The space complexity comes from storing corner coordinates in the set. In the worst case, many corners remain unmatched during intermediate processing.

Test Cases

from typing import List

class Solution:
    def isRectangleCover(self, rectangles: List[List[int]]) -> bool:
        min_x = float("inf")
        min_y = float("inf")
        max_x = float("-inf")
        max_y = float("-inf")

        total_area = 0
        corners = set()

        for x1, y1, x2, y2 in rectangles:
            min_x = min(min_x, x1)
            min_y = min(min_y, y1)
            max_x = max(max_x, x2)
            max_y = max(max_y, y2)

            total_area += (x2 - x1) * (y2 - y1)

            for corner in [
                (x1, y1),
                (x1, y2),
                (x2, y1),
                (x2, y2),
            ]:
                if corner in corners:
                    corners.remove(corner)
                else:
                    corners.add(corner)

        expected = {
            (min_x, min_y),
            (min_x, max_y),
            (max_x, min_y),
            (max_x, max_y),
        }

        if corners != expected:
            return False

        return total_area == (max_x - min_x) * (max_y - min_y)

solution = Solution()

# Perfect rectangle cover
assert solution.isRectangleCover([
    [1,1,3,3],
    [3,1,4,2],
    [3,2,4,4],
    [1,3,2,4],
    [2,3,3,4]
]) == True

# Gap between rectangles
assert solution.isRectangleCover([
    [1,1,2,3],
    [1,3,2,4],
    [3,1,4,2],
    [3,2,4,4]
]) == False

# Overlapping rectangles
assert solution.isRectangleCover([
    [1,1,3,3],
    [3,1,4,2],
    [1,3,2,4],
    [2,2,4,4]
]) == False

# Single rectangle
assert solution.isRectangleCover([
    [0,0,1,1]
]) == True

# Duplicate rectangles causing overlap
assert solution.isRectangleCover([
    [0,0,1,1],
    [0,0,1,1]
]) == False

# Thin vertical strips forming rectangle
assert solution.isRectangleCover([
    [0,0,1,3],
    [1,0,2,3],
    [2,0,3,3]
]) == True

# Missing center piece
assert solution.isRectangleCover([
    [0,0,1,1],
    [1,0,2,1],
    [0,1,1,2]
]) == False

# Negative coordinates
assert solution.isRectangleCover([
    [-1,-1,0,0],
    [0,-1,1,0],
    [-1,0,0,1],
    [0,0,1,1]
]) == True

# T-shaped arrangement, not a rectangle
assert solution.isRectangleCover([
    [0,0,3,1],
    [1,1,2,3]
]) == False

Test Summary

Test Why
Perfect cover example Validates correct positive case
Gap example Ensures missing area is detected
Overlap example Ensures overlaps are detected
Single rectangle Smallest valid input
Duplicate rectangles Tests exact overlap handling
Vertical strips Tests shared edge cancellation
Missing center piece Detects internal hole
Negative coordinates Ensures coordinate sign does not matter
T-shaped arrangement Ensures final shape must be rectangular

Edge Cases

Overlapping rectangles with matching outer bounds

One tricky scenario occurs when rectangles overlap internally while still producing the same outer bounding rectangle. A naive implementation that only checks corner coordinates could incorrectly accept such cases.

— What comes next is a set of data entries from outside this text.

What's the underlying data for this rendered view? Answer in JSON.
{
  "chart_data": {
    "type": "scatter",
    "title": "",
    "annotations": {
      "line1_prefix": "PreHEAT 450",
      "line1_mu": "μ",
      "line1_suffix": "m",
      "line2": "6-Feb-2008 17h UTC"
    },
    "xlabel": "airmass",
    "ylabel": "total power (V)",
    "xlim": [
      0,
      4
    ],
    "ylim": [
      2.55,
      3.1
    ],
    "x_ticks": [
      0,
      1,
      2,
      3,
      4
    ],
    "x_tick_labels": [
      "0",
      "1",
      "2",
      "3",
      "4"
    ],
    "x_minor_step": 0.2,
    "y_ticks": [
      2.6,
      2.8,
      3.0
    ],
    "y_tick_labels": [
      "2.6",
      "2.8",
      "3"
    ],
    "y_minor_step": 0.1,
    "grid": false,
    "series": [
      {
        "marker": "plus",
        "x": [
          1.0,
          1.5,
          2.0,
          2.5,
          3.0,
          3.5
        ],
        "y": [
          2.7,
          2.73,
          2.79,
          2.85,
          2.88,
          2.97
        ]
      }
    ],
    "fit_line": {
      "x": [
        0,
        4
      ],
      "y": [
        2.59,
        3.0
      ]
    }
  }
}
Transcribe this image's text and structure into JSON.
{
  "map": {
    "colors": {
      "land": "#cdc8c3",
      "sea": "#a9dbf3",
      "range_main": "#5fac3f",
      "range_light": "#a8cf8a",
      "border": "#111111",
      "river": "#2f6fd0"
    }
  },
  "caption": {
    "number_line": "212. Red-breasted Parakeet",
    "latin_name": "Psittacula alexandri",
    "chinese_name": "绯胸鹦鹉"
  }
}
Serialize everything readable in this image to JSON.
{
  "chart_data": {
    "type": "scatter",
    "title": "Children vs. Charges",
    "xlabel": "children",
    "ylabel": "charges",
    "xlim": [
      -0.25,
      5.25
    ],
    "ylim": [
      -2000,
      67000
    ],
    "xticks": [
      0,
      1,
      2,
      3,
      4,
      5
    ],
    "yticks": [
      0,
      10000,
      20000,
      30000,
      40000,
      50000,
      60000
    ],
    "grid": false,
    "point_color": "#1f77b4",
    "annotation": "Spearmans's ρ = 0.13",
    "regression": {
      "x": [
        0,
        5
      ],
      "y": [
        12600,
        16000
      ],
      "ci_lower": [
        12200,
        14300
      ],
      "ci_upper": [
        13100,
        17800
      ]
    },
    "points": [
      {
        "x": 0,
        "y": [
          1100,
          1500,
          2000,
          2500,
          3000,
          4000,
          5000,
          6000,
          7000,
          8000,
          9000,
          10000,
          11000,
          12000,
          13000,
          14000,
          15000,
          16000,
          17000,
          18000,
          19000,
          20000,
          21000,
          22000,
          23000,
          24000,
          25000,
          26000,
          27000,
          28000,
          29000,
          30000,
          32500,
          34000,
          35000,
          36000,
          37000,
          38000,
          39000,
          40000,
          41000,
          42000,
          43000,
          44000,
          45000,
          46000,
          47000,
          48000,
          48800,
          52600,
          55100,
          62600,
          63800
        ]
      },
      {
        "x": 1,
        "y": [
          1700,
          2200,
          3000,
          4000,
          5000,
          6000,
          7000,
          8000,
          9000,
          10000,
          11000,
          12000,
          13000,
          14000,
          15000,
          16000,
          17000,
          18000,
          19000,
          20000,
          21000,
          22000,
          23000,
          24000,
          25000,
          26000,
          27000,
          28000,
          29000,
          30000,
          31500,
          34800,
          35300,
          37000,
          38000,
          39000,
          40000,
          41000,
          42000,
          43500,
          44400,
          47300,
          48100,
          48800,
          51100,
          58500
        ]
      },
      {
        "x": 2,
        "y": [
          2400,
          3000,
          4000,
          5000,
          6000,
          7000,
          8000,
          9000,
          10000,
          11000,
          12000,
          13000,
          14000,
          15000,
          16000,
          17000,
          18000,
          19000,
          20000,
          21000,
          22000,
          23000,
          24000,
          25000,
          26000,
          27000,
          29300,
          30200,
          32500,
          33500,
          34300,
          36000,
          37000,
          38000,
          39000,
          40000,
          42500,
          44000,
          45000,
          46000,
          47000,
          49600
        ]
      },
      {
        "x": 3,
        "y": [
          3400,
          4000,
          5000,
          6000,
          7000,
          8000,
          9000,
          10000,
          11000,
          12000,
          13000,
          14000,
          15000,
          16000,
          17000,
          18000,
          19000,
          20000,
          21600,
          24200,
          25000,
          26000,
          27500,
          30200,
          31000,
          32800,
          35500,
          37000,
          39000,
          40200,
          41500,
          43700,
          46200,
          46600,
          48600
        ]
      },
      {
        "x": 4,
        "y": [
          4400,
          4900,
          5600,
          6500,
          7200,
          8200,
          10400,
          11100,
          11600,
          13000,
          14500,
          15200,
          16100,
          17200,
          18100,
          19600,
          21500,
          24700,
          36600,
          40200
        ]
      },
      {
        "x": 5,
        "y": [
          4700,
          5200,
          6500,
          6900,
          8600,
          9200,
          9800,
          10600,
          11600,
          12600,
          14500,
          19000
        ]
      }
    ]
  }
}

The area check prevents this bug. Overlapping regions are counted multiple times in the total area, making the accumulated area larger than the bounding rectangle area.

Gaps hidden inside the rectangle

Another subtle case is when the outer boundary appears correct but there is a hole somewhere inside the structure.

A pure area check can sometimes fail if overlaps compensate for missing regions elsewhere. The corner parity check catches these invalid internal structures because extra unmatched corners remain in the set.

Shared edges and internal corners

When rectangles perfectly align, many corners are shared between adjacent rectangles. A buggy implementation might accidentally count shared corners incorrectly.

The toggle mechanism elegantly handles this situation. Every internal corner appears an even number of times and cancels out automatically. Only the four true outer corners remain at the end.